Without the banks' tax affairs, the deficit for the year ended September 30 would have been $7.75 billion or 4.2 per cent of gross domestic product, down from 6 per cent in the year ended June 30. It is still the lowest that ratio has been for six years.

However, it has taken five quarters of recession and peak-to-trough drop in GDP of nearly 3 per cent to bring the current account deficit back below 5 per cent of GDP - a rule-of-thumb measure of sustainability.

Nevertheless it was better than the markets expected and the deficit might yet fall below 3 per cent of GDP, UBS economist Robin Clements said.

However, the bulk of the improvement over the last year could be put down to one-off and cyclical factors: banks' tax affairs, a drop in imports and lower oil prices.

"None of these are sustainable changes, with the one-off factors dropping out in time and a recovery in the domestic economy likely to outweigh improving trading partner growth and commodity prices, to see the current account deficit return to the 5 to 6 per cent range in a year or two," Clements said.

The balance on goods and services, adjusted for seasonal effects, was a surplus of $788 million in the September quarter, the best result since June 2002, as imports felt the effects of a contraction in demand.

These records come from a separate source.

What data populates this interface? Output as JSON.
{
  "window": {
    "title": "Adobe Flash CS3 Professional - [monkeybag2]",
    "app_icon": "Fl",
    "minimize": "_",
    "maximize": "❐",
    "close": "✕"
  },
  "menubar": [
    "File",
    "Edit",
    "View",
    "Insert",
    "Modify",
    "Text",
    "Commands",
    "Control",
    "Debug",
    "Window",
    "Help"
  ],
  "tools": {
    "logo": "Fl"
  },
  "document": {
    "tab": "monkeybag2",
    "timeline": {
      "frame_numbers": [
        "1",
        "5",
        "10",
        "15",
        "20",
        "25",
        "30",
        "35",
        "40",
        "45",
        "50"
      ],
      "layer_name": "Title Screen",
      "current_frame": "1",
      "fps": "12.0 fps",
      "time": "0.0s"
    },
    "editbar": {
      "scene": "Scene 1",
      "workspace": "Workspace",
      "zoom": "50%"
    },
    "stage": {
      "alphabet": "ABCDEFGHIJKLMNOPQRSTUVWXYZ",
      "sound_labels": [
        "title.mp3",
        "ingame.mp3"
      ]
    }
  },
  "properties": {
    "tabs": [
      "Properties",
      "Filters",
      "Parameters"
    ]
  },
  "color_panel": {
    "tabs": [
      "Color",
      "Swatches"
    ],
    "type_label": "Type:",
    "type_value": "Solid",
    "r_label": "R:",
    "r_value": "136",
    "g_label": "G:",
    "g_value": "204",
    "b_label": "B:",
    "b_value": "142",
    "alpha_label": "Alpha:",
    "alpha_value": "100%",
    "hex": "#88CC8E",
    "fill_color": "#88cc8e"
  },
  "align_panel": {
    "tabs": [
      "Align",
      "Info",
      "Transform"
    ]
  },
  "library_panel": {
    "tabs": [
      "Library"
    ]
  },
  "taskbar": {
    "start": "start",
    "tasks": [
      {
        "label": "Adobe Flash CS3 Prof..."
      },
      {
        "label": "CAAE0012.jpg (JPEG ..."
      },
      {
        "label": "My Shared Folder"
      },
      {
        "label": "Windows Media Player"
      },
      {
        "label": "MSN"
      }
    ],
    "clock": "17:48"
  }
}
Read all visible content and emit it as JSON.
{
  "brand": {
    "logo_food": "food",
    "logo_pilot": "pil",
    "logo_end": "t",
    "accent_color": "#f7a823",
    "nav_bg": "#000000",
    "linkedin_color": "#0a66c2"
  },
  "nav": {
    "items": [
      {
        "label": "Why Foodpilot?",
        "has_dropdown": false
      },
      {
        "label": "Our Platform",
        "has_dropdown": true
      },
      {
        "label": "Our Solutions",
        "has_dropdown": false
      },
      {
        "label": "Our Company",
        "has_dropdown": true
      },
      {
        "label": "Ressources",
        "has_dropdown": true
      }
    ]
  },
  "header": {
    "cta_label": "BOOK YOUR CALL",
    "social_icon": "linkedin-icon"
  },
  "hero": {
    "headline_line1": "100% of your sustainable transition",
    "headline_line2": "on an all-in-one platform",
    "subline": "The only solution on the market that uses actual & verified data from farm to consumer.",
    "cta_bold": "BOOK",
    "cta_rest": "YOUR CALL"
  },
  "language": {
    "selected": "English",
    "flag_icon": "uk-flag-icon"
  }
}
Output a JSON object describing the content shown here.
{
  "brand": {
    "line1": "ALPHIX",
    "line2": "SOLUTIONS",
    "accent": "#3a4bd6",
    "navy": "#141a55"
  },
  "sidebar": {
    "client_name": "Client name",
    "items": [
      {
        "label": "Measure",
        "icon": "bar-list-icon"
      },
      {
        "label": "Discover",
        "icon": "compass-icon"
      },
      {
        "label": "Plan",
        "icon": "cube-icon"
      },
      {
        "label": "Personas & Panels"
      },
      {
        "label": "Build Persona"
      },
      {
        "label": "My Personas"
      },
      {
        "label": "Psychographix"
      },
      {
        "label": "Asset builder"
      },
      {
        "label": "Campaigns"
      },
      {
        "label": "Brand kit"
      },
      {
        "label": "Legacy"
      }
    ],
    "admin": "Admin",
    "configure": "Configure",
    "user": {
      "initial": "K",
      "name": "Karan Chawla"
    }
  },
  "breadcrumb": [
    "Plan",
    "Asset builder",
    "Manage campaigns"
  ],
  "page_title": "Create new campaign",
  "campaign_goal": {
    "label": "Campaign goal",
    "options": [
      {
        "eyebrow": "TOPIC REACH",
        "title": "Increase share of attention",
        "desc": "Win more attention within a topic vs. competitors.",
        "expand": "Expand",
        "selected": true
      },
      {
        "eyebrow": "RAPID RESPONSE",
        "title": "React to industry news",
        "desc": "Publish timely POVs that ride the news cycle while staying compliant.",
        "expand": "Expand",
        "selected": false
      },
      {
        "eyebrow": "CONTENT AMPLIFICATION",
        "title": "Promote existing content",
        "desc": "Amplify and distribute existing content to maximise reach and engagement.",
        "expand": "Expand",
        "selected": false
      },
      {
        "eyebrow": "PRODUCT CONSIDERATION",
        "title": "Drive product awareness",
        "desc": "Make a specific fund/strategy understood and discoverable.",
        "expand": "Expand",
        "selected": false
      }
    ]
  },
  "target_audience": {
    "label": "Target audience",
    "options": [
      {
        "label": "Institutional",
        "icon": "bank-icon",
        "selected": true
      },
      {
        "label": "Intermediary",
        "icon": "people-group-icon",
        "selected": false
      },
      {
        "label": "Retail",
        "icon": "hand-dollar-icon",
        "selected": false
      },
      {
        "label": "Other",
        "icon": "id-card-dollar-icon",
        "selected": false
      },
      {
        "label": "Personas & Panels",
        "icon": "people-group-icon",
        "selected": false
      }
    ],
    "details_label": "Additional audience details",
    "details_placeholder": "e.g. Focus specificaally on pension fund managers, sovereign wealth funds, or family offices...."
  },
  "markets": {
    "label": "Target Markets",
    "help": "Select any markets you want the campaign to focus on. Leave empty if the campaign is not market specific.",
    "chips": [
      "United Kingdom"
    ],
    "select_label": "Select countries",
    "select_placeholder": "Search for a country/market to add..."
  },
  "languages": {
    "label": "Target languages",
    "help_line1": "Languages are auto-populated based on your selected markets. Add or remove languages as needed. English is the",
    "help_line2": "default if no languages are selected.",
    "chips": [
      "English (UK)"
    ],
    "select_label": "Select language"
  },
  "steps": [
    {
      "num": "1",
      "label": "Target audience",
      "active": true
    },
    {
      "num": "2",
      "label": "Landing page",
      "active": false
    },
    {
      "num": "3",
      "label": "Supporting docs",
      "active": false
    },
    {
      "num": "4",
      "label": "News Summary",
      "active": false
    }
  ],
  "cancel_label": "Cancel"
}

The investment income balance, plus transfers, was a deficit of $448 million.

ANZ National Bank economist Khoon Goh expected the current account deficit to continue to improve in the short term.

"Higher commodity prices, particularly dairy prices, will no doubt provide support to export receipts. But with domestic demand recovering imports will start to pick up," he said. "Throw in improved profits from foreign-owned firms as the economy picks up and higher debt servicing costs on the back of higher interest rates next year, and it is easy to see the current account deficit worsening again towards the second half of next year."